Foda, 59, was on his way to check on a plot of farmland he owns, situated near the prison. He had been called by the groundskeeper the previous night and told that a small group of prisoners was found hiding out on his property, but immediately fled as soon as they were approached. Nonetheless, Foda armed himself before making the trip, although, as he puts it, “God only knows if having a gun will make the slightest bit of difference when you actually need it.”

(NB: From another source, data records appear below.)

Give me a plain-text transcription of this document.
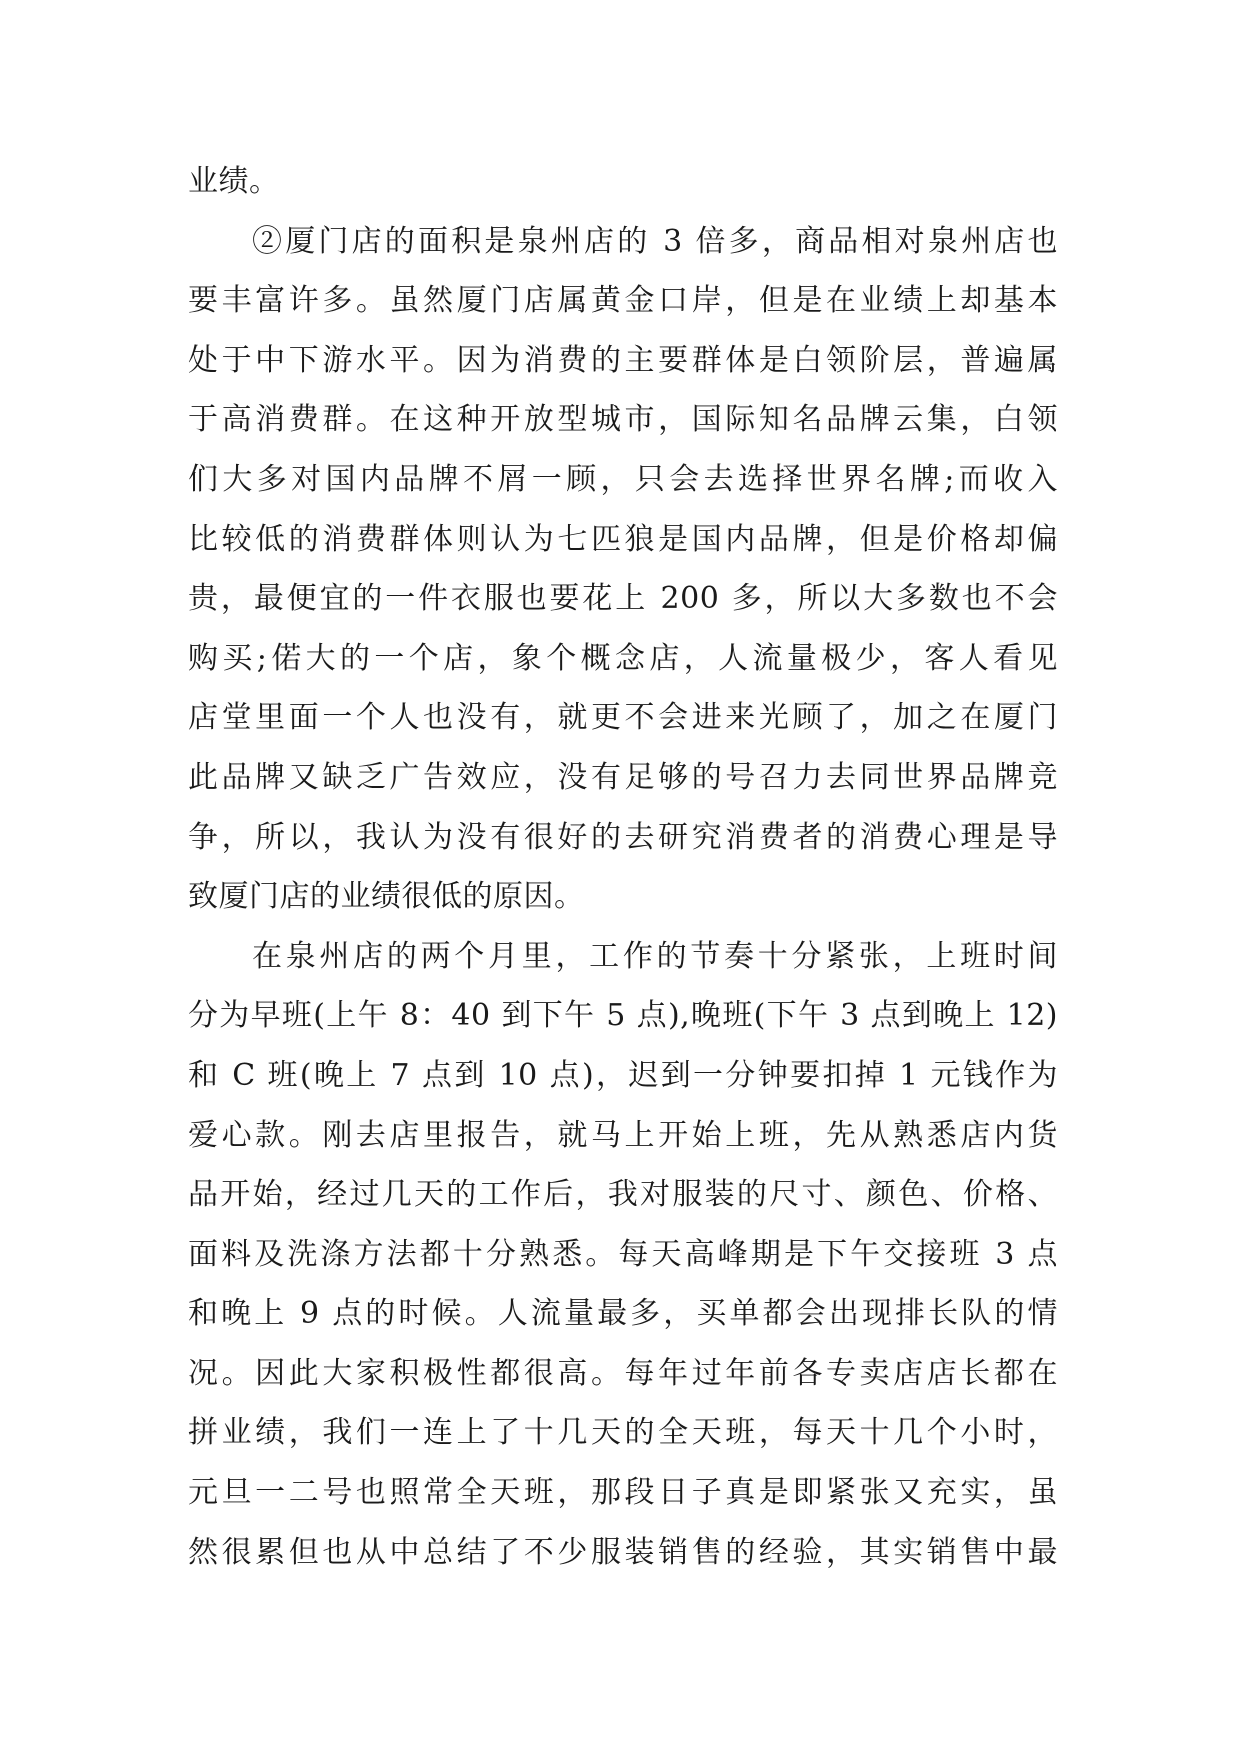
业绩。
②厦门店的面积是泉州店的 3 倍多，商品相对泉州店也
要丰富许多。虽然厦门店属黄金口岸，但是在业绩上却基本
处于中下游水平。因为消费的主要群体是白领阶层，普遍属
于高消费群。在这种开放型城市，国际知名品牌云集，白领
们大多对国内品牌不屑一顾，只会去选择世界名牌;而收入
比较低的消费群体则认为七匹狼是国内品牌，但是价格却偏
贵，最便宜的一件衣服也要花上 200 多，所以大多数也不会
购买;偌大的一个店，象个概念店，人流量极少，客人看见
店堂里面一个人也没有，就更不会进来光顾了，加之在厦门
此品牌又缺乏广告效应，没有足够的号召力去同世界品牌竞
争，所以，我认为没有很好的去研究消费者的消费心理是导
致厦门店的业绩很低的原因。
在泉州店的两个月里，工作的节奏十分紧张，上班时间
分为早班(上午 8：40 到下午 5 点),晚班(下午 3 点到晚上 12)
和 C 班(晚上 7 点到 10 点)，迟到一分钟要扣掉 1 元钱作为
爱心款。刚去店里报告，就马上开始上班，先从熟悉店内货
品开始，经过几天的工作后，我对服装的尺寸、颜色、价格、
面料及洗涤方法都十分熟悉。每天高峰期是下午交接班 3 点
和晚上 9 点的时候。人流量最多，买单都会出现排长队的情
况。因此大家积极性都很高。每年过年前各专卖店店长都在
拼业绩，我们一连上了十几天的全天班，每天十几个小时，
元旦一二号也照常全天班，那段日子真是即紧张又充实，虽
然很累但也从中总结了不少服装销售的经验，其实销售中最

A short distance from the prison, Foda came across an elderly man in a wheelchair, sitting in the middle of the road. Worried about being ambushed, Foda kept driving, only to later find out that the handicapped senior was in fact a released prisoner. According to Foda’s groundskeeper, the elderly man had been in prison for almost 30 years, and, when approached, had weakly complained, “I don’t know where I’m supposed to go. I have nobody.”
On his way back to Cairo a few hours later, Foda came across a corpse spread out by the side of the road, and, half a kilometer later, another one, covered in trash and lying alongside a blood-splattered lane divider. Increasingly worried, he continued driving, only stopping when he saw a younger man crouching over three corpses, weeping.
“I was worried, and didn’t want to stop at first,” said Foda. “But the man looked so honest, and genuinely suffering.” The young man approached the car, pointed back towards the bodies and explained to Foda, “one of those three men is my brother.”
Foda allowed the young man to use his phone, and then continued on his way. At no point, he recalled, did he see any demolished prison walls or any signs of forced entry as he drove past the length of the prison.
According to him, however, such details may be trivial. “What difference does it make if it was through the walls, or through these wide-open doors,” he asks, gesturing to another of his baffling photographs. “The result is the same. The prisoners were released.”